HA: The means of the two groups are not equal.
Step 2: Set a significance level (alpha).
In this case, alpha (α) is given as 0.05.
Step 3: Calculate the mean and standard deviation for each group.
Group 1 (Seconds):
Mean1 = (144 + 149.2 + 148.2 + 149 + 149.6 + 146.8 + 148.6 + 149.8 + 149 + 148.2 + 147.8 + 147 + 147) / 15
= 148.253333
Standard deviation1 = sqrt(((144-148.253333)^2 + (149.2-148.253333)^2 + (148.2-148.253333)^2 + ... + (147-148.253333)^2) / 14)
= sqrt(0.802222/14)
= 0.162726
Group 2 (Speed):
Mean2 = (37.5 + 36.193029 + 36.437247 + 36.241611 + 36.096257 + 36.784741 + 36.339166 + 36.048064 + 36.241611 + 36.437247 + 36.535859 + 36.684783 + 36.734694 + 36.048064 + 36.437247) / 15
= 36.478059
Standard deviation2 = sqrt(((37.5-36.478059)^2 + (36.193029-36.478059)^2 + (36.437247-36.478059)^2 + ... + (36.437247-36.478059)^2) / 14)
= sqrt(0.065444/14)
= 0.041773
Step 4: Calculate the test statistic (t-value):
t = (Mean1 - Mean2) / sqrt((Standard deviation1^2 / n1) + (Standard deviation2^2 / n2))

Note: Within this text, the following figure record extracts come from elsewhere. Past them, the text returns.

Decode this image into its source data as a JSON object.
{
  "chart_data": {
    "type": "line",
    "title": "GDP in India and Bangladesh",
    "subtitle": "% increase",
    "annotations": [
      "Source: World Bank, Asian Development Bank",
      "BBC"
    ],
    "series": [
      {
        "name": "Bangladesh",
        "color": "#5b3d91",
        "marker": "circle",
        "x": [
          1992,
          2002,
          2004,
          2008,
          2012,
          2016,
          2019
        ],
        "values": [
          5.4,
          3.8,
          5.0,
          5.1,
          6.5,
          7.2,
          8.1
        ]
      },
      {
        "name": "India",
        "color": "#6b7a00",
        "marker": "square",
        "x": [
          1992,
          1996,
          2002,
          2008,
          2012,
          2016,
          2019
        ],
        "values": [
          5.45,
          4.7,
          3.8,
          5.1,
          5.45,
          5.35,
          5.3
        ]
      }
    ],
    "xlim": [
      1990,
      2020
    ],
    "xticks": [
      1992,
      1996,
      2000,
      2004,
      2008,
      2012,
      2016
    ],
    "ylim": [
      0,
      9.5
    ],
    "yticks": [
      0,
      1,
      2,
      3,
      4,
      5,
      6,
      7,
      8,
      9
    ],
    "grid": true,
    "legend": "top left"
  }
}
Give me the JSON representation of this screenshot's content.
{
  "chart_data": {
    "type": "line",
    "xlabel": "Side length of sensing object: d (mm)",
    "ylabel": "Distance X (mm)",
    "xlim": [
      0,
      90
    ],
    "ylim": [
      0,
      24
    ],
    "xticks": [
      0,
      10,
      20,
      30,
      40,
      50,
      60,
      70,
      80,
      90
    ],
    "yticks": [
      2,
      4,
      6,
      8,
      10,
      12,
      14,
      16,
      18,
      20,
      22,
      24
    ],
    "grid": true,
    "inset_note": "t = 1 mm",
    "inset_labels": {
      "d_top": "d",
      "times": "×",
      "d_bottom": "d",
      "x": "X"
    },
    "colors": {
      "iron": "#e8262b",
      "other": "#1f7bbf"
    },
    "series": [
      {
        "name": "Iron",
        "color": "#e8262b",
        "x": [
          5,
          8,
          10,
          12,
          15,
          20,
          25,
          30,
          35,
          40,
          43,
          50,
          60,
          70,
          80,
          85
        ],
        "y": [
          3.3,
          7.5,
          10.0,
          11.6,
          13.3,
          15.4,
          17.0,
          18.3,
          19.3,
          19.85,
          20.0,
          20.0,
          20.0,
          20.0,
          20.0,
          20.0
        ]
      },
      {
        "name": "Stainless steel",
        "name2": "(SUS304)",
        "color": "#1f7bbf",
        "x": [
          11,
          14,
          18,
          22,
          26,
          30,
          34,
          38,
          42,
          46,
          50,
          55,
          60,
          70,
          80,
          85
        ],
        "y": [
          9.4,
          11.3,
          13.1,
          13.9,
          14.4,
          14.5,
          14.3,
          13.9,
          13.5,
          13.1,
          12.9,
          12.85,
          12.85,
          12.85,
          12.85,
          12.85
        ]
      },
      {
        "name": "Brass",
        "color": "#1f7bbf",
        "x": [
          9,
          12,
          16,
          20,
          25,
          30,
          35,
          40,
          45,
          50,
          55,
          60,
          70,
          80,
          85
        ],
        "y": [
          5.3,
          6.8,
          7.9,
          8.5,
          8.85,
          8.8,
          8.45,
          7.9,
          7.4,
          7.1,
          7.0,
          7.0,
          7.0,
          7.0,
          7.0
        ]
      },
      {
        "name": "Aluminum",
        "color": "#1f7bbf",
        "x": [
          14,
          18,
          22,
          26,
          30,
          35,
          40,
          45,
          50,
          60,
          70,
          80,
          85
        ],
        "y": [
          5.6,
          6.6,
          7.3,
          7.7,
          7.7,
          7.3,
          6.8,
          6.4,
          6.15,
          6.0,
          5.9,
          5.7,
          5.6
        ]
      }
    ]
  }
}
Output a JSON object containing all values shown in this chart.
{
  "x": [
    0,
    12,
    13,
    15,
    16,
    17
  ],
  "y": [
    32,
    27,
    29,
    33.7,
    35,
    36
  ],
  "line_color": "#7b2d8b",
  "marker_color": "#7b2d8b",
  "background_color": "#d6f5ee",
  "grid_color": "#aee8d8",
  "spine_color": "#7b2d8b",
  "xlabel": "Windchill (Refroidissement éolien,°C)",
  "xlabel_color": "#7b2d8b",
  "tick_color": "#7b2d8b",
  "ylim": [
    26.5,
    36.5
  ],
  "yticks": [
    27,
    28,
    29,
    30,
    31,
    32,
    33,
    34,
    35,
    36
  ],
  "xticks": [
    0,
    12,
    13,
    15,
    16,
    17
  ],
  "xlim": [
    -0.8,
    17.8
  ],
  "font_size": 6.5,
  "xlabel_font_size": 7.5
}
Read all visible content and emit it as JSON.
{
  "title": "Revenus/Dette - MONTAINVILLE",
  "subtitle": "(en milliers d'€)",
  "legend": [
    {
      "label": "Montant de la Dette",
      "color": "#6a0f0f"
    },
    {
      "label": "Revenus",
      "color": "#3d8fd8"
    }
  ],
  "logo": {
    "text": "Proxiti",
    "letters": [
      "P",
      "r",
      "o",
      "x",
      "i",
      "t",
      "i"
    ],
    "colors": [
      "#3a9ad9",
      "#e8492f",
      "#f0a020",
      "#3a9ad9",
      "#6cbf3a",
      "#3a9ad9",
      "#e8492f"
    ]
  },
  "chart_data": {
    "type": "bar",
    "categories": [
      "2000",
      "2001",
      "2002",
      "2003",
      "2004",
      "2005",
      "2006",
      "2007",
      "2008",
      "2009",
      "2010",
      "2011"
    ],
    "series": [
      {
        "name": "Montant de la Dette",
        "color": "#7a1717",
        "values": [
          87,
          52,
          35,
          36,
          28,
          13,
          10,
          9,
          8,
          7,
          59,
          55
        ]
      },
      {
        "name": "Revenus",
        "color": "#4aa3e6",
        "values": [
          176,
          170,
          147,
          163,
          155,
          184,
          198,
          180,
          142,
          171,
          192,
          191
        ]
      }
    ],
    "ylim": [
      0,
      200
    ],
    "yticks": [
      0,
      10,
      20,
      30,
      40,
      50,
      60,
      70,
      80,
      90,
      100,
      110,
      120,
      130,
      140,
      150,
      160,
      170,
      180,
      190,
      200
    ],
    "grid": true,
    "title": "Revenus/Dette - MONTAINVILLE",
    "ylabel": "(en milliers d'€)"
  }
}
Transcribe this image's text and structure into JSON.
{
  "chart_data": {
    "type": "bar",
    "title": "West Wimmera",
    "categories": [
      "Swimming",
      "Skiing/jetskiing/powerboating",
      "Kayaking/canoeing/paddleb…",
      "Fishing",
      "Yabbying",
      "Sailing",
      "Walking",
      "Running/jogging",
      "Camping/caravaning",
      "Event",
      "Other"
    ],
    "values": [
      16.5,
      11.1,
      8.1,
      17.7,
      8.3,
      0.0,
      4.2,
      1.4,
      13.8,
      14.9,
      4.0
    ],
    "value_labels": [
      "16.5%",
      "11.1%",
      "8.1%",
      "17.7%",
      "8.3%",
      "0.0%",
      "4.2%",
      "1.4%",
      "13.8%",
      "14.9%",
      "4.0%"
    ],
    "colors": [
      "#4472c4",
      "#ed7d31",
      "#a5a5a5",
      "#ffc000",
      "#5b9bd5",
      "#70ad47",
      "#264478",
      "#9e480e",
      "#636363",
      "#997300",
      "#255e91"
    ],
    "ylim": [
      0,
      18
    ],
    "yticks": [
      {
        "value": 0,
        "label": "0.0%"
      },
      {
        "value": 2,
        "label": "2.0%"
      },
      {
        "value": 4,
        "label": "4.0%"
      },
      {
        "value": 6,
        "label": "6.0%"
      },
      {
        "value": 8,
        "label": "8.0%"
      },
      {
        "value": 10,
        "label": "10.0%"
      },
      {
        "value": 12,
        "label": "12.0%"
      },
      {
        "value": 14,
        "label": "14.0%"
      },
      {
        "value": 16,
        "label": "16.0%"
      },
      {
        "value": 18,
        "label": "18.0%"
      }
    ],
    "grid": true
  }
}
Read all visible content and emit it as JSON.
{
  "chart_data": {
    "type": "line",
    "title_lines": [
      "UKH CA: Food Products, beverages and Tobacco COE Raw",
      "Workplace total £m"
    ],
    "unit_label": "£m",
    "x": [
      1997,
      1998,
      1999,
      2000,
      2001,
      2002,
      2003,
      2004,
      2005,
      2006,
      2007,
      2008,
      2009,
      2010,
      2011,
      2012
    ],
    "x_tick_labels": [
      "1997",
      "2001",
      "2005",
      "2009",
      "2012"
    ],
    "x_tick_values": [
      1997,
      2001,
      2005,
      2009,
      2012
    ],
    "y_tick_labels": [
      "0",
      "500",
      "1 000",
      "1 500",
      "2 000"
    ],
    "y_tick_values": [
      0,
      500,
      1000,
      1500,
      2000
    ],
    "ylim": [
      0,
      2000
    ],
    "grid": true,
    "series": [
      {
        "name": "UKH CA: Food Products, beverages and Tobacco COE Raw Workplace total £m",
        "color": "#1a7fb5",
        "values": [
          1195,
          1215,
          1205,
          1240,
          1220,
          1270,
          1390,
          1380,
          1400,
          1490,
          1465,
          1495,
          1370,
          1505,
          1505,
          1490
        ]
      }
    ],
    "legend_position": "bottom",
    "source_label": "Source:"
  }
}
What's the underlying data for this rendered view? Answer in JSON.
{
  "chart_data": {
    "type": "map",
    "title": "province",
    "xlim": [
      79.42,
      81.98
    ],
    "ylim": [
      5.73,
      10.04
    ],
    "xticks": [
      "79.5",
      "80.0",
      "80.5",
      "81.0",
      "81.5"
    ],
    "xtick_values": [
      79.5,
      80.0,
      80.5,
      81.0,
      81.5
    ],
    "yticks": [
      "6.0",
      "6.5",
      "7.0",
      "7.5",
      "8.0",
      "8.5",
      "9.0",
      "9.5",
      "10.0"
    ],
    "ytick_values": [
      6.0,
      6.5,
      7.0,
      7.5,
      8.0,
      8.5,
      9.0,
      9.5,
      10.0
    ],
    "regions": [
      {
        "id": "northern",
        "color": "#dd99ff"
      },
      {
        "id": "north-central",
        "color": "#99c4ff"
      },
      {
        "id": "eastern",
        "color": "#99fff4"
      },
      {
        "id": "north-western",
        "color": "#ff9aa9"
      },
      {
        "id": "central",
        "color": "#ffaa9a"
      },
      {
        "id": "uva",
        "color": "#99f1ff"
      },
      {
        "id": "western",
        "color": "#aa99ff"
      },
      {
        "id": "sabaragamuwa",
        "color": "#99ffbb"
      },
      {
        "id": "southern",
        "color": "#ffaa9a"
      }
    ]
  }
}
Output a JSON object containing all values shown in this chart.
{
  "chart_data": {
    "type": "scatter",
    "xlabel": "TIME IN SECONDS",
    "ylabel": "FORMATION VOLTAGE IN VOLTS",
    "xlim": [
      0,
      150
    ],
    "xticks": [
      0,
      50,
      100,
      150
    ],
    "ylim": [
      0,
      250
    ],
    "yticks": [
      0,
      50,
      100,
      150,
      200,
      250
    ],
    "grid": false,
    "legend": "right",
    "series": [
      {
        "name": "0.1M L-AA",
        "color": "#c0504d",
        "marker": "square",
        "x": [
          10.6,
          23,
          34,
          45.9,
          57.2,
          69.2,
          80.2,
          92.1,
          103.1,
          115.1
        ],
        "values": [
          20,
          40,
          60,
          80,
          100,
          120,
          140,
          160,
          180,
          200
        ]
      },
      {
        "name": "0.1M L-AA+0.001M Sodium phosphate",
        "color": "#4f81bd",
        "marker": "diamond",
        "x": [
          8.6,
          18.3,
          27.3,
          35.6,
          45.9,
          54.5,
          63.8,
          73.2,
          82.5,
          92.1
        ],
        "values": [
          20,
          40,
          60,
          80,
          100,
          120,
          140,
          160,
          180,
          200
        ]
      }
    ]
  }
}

= (148.253333 - 36.478059) / sqrt((0.162726^2 / 15) + (0.041773^2 / 15))
= 111.7752745 / sqrt(0.0170738 + 0.001097)
= 111.7752745 / sqrt(0.0181708)
≈ 111.7752745 / 0.134877
≈ 828.487
Step 5: Determine the degrees of freedom (df).
df = n1 + n2 - 2
= 15 + 15 - 2
= 28
Step 6: Find the critical value based on alpha and degrees of freedom.
For alpha = 0.05 and 2-tailed test:
The critical value (t-critical) is approximately ±2.048 (lookup from t-distribution table).
Step 7: Make a decision.
If |t| > t-critical, reject the null hypothesis (H0).
If |t| <= t-critical, fail to reject the null hypothesis (H0).
In this case, |t| = 828.487 and t-critical = 2.048.
Since |t| > t-critical, we reject the null hypothesis (H0).
Therefore, there is enough evidence to suggest that the means of the two groups (seconds and speed) are not equal.